In the English Summer of 2019, Lasith Malinga was, inadvertently, the story.
In an extraordinary career, there was nothing he would have left to achieve but a 50-Over World Cup. The ambition was so strong that he even participated in a Super Provincial Tournament in Sri Lanka in the middle of an IPL even though it was not compulsory for him to do that.
The ambition was so strong that he immediately blew up the jetlag to bowl a ferocious spell of 4 for 43 against England just after returning from his mother-in-law’s funeral.
If there was ever an intended moment to raise the heat, it was ultimately the fire and brimstone of Separamadu Lasith Malinga in action. Step by Step, slinging its way to glory.
Then, how would you make sense of the void and the absence? How would you dawn on the realization that there would be no “Maa-lin-gaa Maa-lin-gaa” chants at an IPL game? How would you sleep peacefully knowing there would be no slinging yorkers landing at the batters’ toes with uncanny accuracy? You wouldn’t have any of it and justifiably so, Malinga’s retirement from all forms of cricket has left an enormous void. His invisible footprints in the game have acted as markers everyone would be proud of.
No numbers would do justice to his incredible charisma as a cricketer. Malinga, as Vithushan Ehantarajah once wrote, “a homespun cricketer forged from nothing but a love of the game and his environment: a product of the beaches of Rathgama who was encouraged to embrace what made him different and urged to fight against the predominantly western notion that he, like Murali before him, was more suited to a circus.”
Malinga has retired from the sport at a very curious moment. The sport has been richer than ever but still lacks a financial resilience where a single Test cancellation can put up a never-understood-before strain on cricket boards around the world. We are in a moment in history where players are treated like Guinea Pigs than superstar idols. There is no moment for hero-worship, stardom can move on in the blink of an eye.
It is a fragile generation of sports fans, which lives for its own Twitter moments and Instagram reels. Malinga traversed all of that and announced his retirement on an “Unverified” Twitter account. He has no regard for conventional wisdom yet leaves a lingering aftertaste that many superstars of his generation could scarcely provide. It is the memories that a casual cricket observer would remember Malinga through.

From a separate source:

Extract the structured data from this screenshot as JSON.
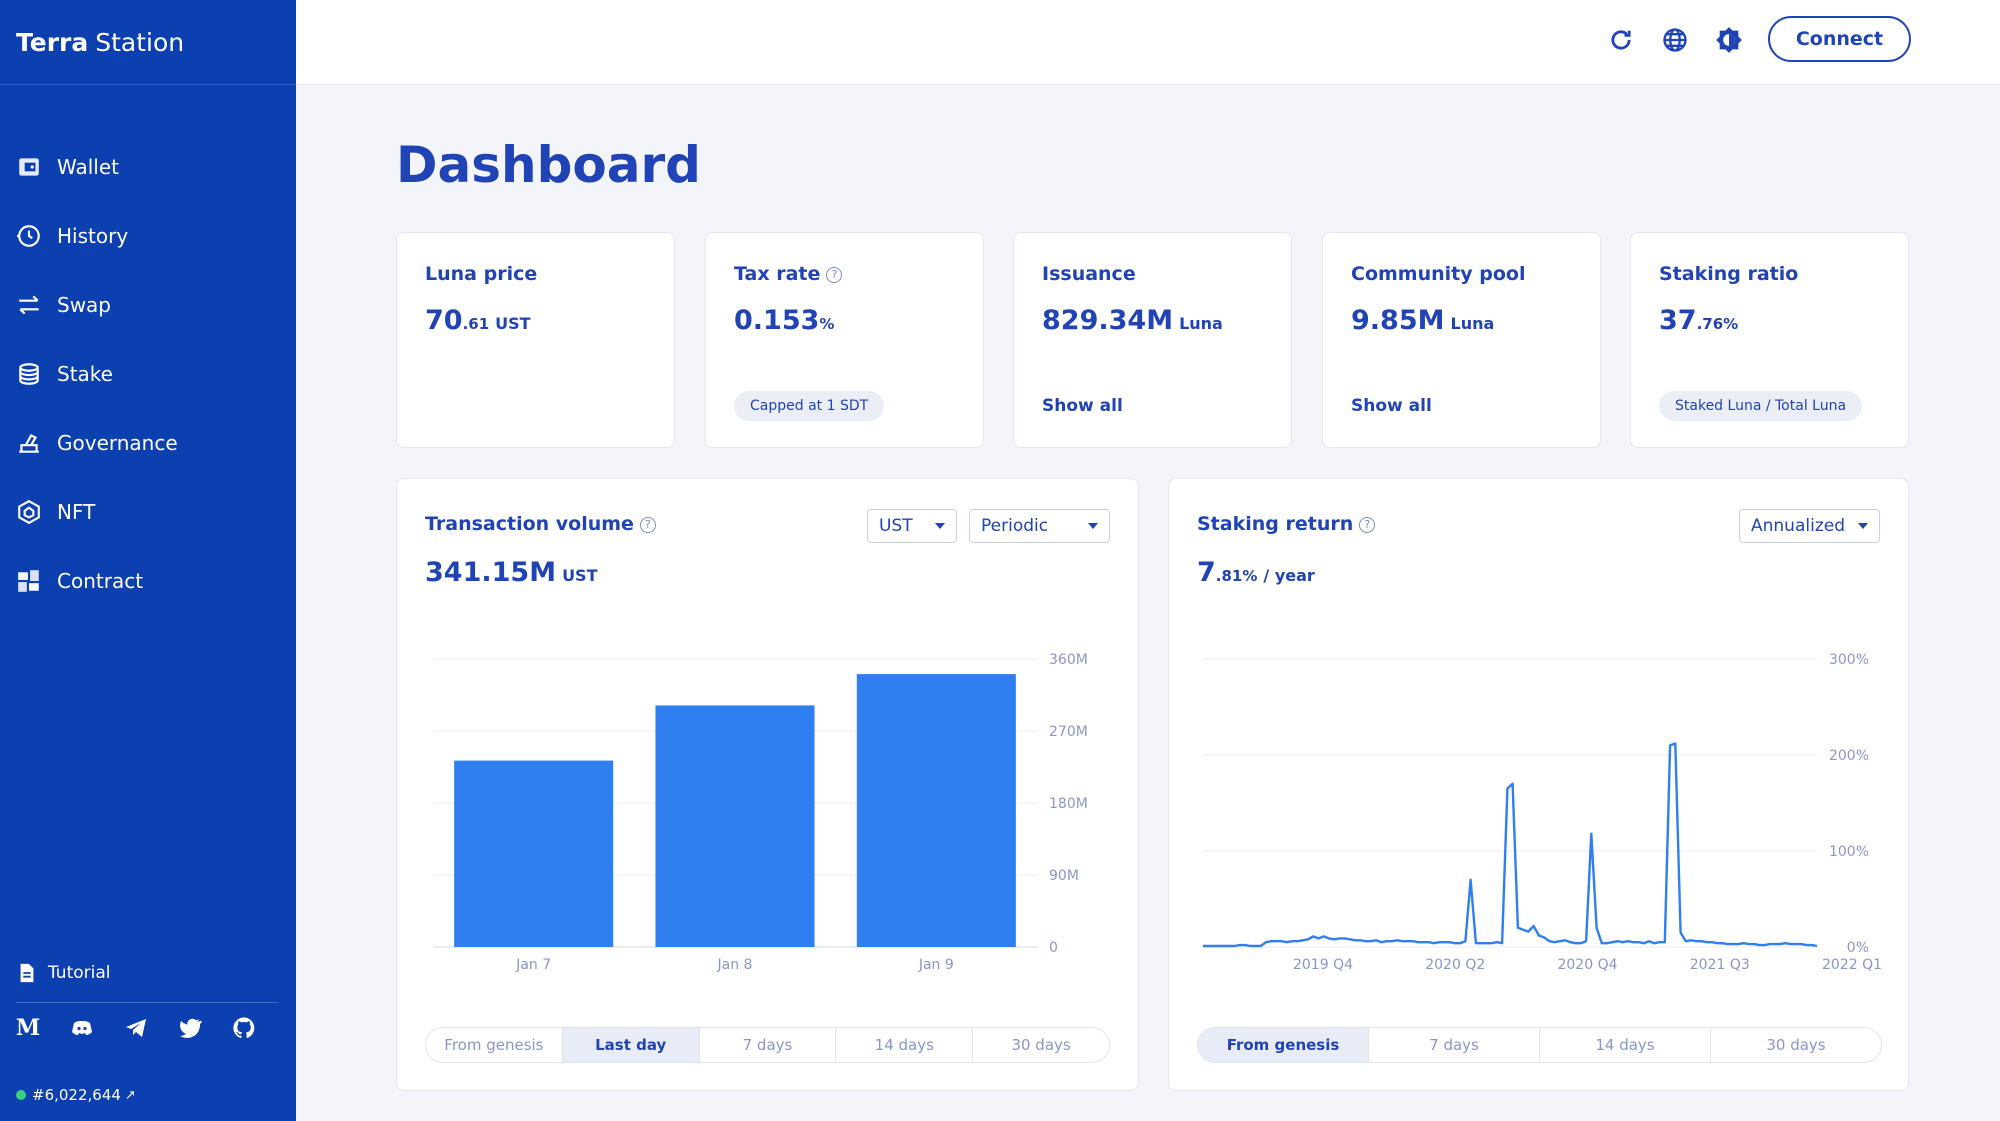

There were so many records, too. Highest wicket-taker in T20Is, second-highest wicket-taker in Men's T20 World Cups, the first player to complete 100 wickets in the IPL, 5 Five-wicket hauls in T20s, highest bowled dismissals among any bowlers in T20Is, and more - the story of the shortest format would be incomplete without one of its very architects.
His retirement has come in phases. A long-standing knee injury forced him out of the Tests very early in his career. 2019 World Cup saw him ending the ODI career and subsequently, he moved away from T20Is. Franchise and domestic cricket was the last pitstop which has now come to an end. It has allowed many fans to slowly and systematically grasp the very fact and come to terms with his absence. However, you are bound to get emotional at the final stop - like the peak of a difficult trek, Malinga gave joys only to be experienced.